Friday, June 29, 2012

Day 25, Part 1: A Feast for the Eyes

Wednesday, June 6, 2012 

We learned tapestry weaving this morning from our Fibers teacher and a guest teacher. After the basic technique, we learned how to make patterns and shapes, then how to remove tapestries from the loom (we're using simple hand looms - just boards with nails in them) and how to attach a new set of warp threads. 

I've found that I enjoy weaving. There's something satisfying about it. It's like painting with yarn - but the warp and weft threads (I now know the difference) give it more built-in structure. Weaving, after all, is one of those mediums that were using pixels for thousands of years before the computer was invented. It also seems like it could be an almost infinitely flexible medium if you were familiar enough with it. 


My first tapestry, in progress. I finished it and promptly started coming up with ideas for a second one. I might end up doing a lot more of this… 

After class, we took the tram across the river to the National Gallery (Národní Galerie), Prague's major modern art museum, stopping on the way to look at more street repairs and a tiger moth on a lamp post.



The building itself is actually one of the least interesting ones I've seen in Prague...


It's really more of a backdrop to the giant sculptures in the front. 




Again, the museum was built around a main staircase. Here, though, there was an enormous central opening that cut through all the floors of the building, allowing you to look across and see art on the other side.




It was fun to look over, see something interesting on a lower floor, and then wander over there trying to find it. 

We started in a temporary exhibit - a series of paintings by Alfons Mucha, called the Slav Epic. They were monumental, gigantic, cinematic paintings. Each one was two stories high, most of them overflowing with crowds and festivals and saints and allegorical figures painted larger than life and in exquisite detail. We had a booklet that explained each painting - fortunately, since many of them were loaded with history and allegory five and six layers deep. They were painted with what must have been half an ocean of egg tempera. None of them used full black or full white; they were all in a series of subtle middle tones, ranked with the finest control I've ever seen in a painting to create a sense of depth with, in many cases, hardly any variation in value. They were like visions seen with half-lidded eyes, like the shining scenes of a dream, otherworldly and yet vivid enough that I felt I could have simply stepped into them. 

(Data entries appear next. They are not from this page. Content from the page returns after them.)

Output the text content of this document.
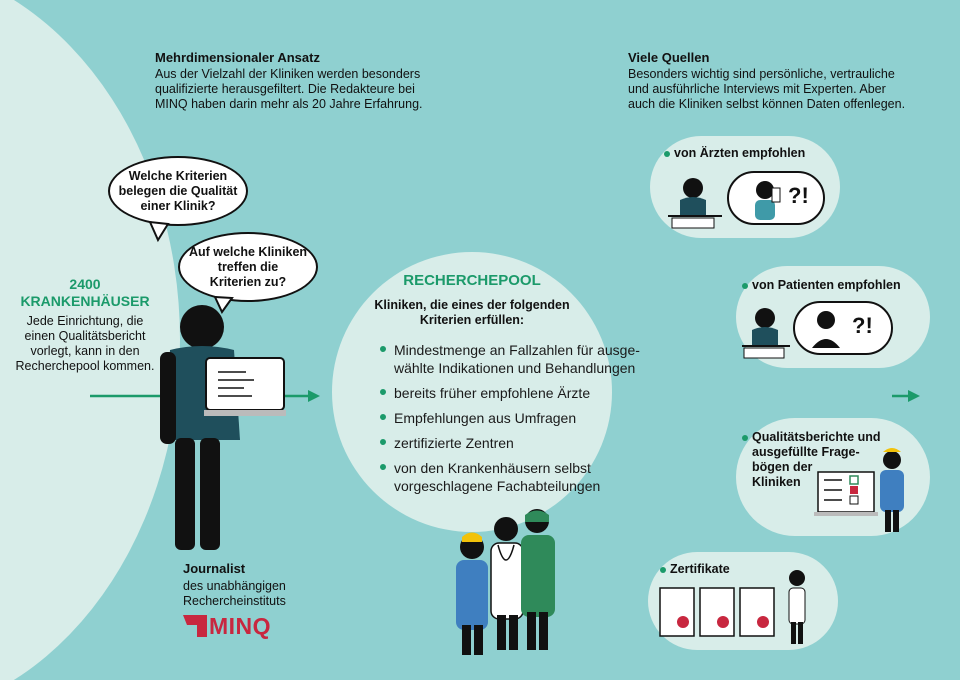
Mehrdimensionaler Ansatz
Aus der Vielzahl der Kliniken werden besonders
qualifizierte herausgefiltert. Die Redakteure bei
MINQ haben darin mehr als 20 Jahre Erfahrung.
Viele Quellen
Besonders wichtig sind persönliche, vertrauliche
und ausführliche Interviews mit Experten. Aber
auch die Kliniken selbst können Daten offenlegen.
2400
KRANKENHÄUSER
Jede Einrichtung, die
einen Qualitätsbericht
vorlegt, kann in den
Recherchepool kommen.
Welche Kriterien
belegen die Qualität
einer Klinik?
Auf welche Kliniken
treffen die
Kriterien zu?
Journalist
des unabhängigen
Rechercheinstituts
MINQ
RECHERCHEPOOL
Kliniken, die eines der folgenden
Kriterien erfüllen:
Mindestmenge an Fallzahlen für ausge-
wählte Indikationen und Behandlungen
bereits früher empfohlene Ärzte
Empfehlungen aus Umfragen
zertifizierte Zentren
von den Krankenhäusern selbst
vorgeschlagene Fachabteilungen
von Ärzten empfohlen
von Patienten empfohlen
Qualitätsberichte und
ausgefüllte Frage-
bögen der
Kliniken
Zertifikate
?!
?!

Photographs were forbidden in the gallery, which was just as well. No photograph could possibly have done the paintings justice. 

They were kept out of sight, apparently, during World War II; their sense of freedom and pride in the culture and history of the Slavic people was not something that those in charge wanted publicized at the time. (Mucha painted the last few paintings in the series fairly late in his life, to celebrate the independence that had taken so long to win. He died the year before the war broke out.) After the war, the paintings were split up for decades. This is the first time since then that the complete series has been exhibited together. 

Apparently, there is discussion of giving it a permanent space somewhere in Prague. I hope it gets one. 

After far too short a time, we moved on to the rest of the museum. I kept up with the group fairly well until we got to the galleries of early 20th century painting. There, there were more František Kupka paintings, a panoramic mural by Alfons Mucha that spanned nearly an entire wall (still small in comparison to the Epic), some beautiful work by Czech Impressionist painters… 

After a while, the teacher came back, found me wandering dreamily from painting to elegant painting, and brought me down a few floors to make sure I saw some of the more modern art as well before the group got too far ahead and lost me altogether. 

I'm not posting photographs of the paintings, since those never turn out well. I did make a list of the names of my favorite painters (aside from the ones listed above); however, I have misplaced it since. I'll add them to this post if I find them again. 

In addition to paintings and sculptures, the modern section of the museum had jewelry...


Tiles and metalwork...



Architectural models...


Glasswork ranging from the elegant to the spectacular...














A surprising amount of industrial design (particularly appliances shown in various World Expositions)...




And a lot of the quiet, subtly playful pieces that are some of my favorite things in modern art.


Fastener II, by Běla Kolářová: a button made of buttons.


One of a series of... I'm not sure what to call them. Texture paintings? They had no color variation to speak of - just elaborate, marbled, metallic surfaces. Beautiful work.


 Destroyed Music, by Milan Knížák.


I particularly liked the record that had had guitar strings nailed across it. Ruined for one type of music, altered for another...


A whole platform full of clocks, second hands only, almost - but not quite - ticking to the same beat. The sound of them all was incredible.


Ouch.

This is not a camera problem - the whole room, floor to ceiling, was painted in this screaming yellow. The most unsettling art in the museum was in here. I didn't photograph the other scuptures.


Table - Non-Table, also by Milan Knížák. 

I stayed in the Gallery, wandering from room to room, until nearly closing time. I could have stayed for a week.